Data Allocation Mechanism for Internet-of-Things Systems With Blockchain

The use of Internet of Things (IoT) has introduced genuine concerns regarding data security and its privacy when data are in collection, exchange, and use. Meanwhile, blockchain offers a distributed and encrypted ledger designed to allow the creation of immutable and tamper-proof records of data at different locations. While blockchain may enhance IoT with innate security, data integrity, and autonomous governance, IoT data management and its allocation in blockchain still remain an architectural concern. In this article, we propose a novel context-aware mechanism for on-chain data allocation in IoT-blockchain systems.

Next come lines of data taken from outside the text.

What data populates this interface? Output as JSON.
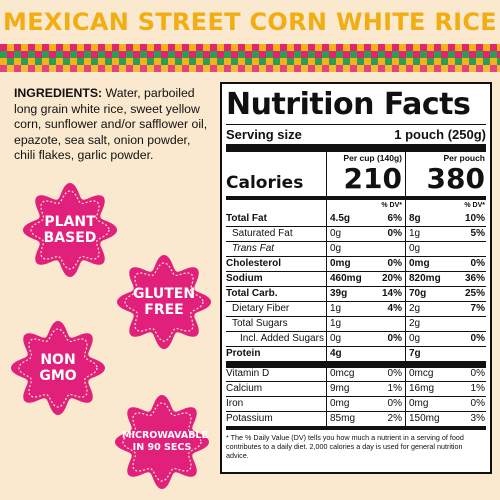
{
  "title": "MEXICAN STREET CORN WHITE RICE",
  "ingredients": {
    "label": "INGREDIENTS:",
    "text": " Water, parboiled long grain white rice, sweet yellow corn, sunflower and/or safflower oil, epazote, sea salt, onion powder, chili flakes, garlic powder."
  },
  "badges": [
    {
      "label": "PLANT\nBASED",
      "color": "#e0207a"
    },
    {
      "label": "GLUTEN\nFREE",
      "color": "#e0207a"
    },
    {
      "label": "NON\nGMO",
      "color": "#e0207a"
    },
    {
      "label": "MICROWAVABLE\nIN 90 SECS",
      "color": "#e0207a"
    }
  ],
  "nutrition": {
    "heading": "Nutrition Facts",
    "serving_label": "Serving size",
    "serving_value": "1 pouch (250g)",
    "col1_header": "Per cup (140g)",
    "col2_header": "Per pouch",
    "calories_label": "Calories",
    "calories_1": "210",
    "calories_2": "380",
    "dv_header": "% DV*",
    "rows": [
      {
        "name": "Total Fat",
        "v1": "4.5g",
        "d1": "6%",
        "v2": "8g",
        "d2": "10%",
        "style": "bold"
      },
      {
        "name": "Saturated Fat",
        "v1": "0g",
        "d1": "0%",
        "v2": "1g",
        "d2": "5%",
        "style": "indent"
      },
      {
        "name": "Trans Fat",
        "v1": "0g",
        "d1": "",
        "v2": "0g",
        "d2": "",
        "style": "indent ital"
      },
      {
        "name": "Cholesterol",
        "v1": "0mg",
        "d1": "0%",
        "v2": "0mg",
        "d2": "0%",
        "style": "bold"
      },
      {
        "name": "Sodium",
        "v1": "460mg",
        "d1": "20%",
        "v2": "820mg",
        "d2": "36%",
        "style": "bold"
      },
      {
        "name": "Total Carb.",
        "v1": "39g",
        "d1": "14%",
        "v2": "70g",
        "d2": "25%",
        "style": "bold"
      },
      {
        "name": "Dietary Fiber",
        "v1": "1g",
        "d1": "4%",
        "v2": "2g",
        "d2": "7%",
        "style": "indent"
      },
      {
        "name": "Total Sugars",
        "v1": "1g",
        "d1": "",
        "v2": "2g",
        "d2": "",
        "style": "indent"
      },
      {
        "name": "Incl. Added Sugars",
        "v1": "0g",
        "d1": "0%",
        "v2": "0g",
        "d2": "0%",
        "style": "indent2"
      },
      {
        "name": "Protein",
        "v1": "4g",
        "d1": "",
        "v2": "7g",
        "d2": "",
        "style": "bold"
      }
    ],
    "vitamins": [
      {
        "name": "Vitamin D",
        "v1": "0mcg",
        "d1": "0%",
        "v2": "0mcg",
        "d2": "0%"
      },
      {
        "name": "Calcium",
        "v1": "9mg",
        "d1": "1%",
        "v2": "16mg",
        "d2": "1%"
      },
      {
        "name": "Iron",
        "v1": "0mg",
        "d1": "0%",
        "v2": "0mg",
        "d2": "0%"
      },
      {
        "name": "Potassium",
        "v1": "85mg",
        "d1": "2%",
        "v2": "150mg",
        "d2": "3%"
      }
    ],
    "footnote": "* The % Daily Value (DV) tells you how much a nutrient in a serving of food contributes to a daily diet. 2,000 calories a day is used for general nutrition advice."
  }
}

Specifically, we design a data controller based on fuzzy logic to calculate the Rating of Allocation (RoA) value of each data request considering multiple context parameters, i.e., data, network, and quality and decide its on-chain allocation. Furthermore, we illustrate how the design and realization of the mechanism lead to refinements of two commonly used IoT-blockchain architectural styles (i.e., blockchain-based cloud and fog). To demonstrate the effectiveness of our approach, we instantiate the data allocation mechanism in the blockchain-based cloud and fog architectures and evaluate their performance using FogBus. We also compare the efficacy of our approach to the existing decision-making mechanisms through the deployment of a real-world healthcare application. The experimental results suggest that the realization of the data allocation mechanism improves network usage, latency, and blockchain storage and reduces energy consumption.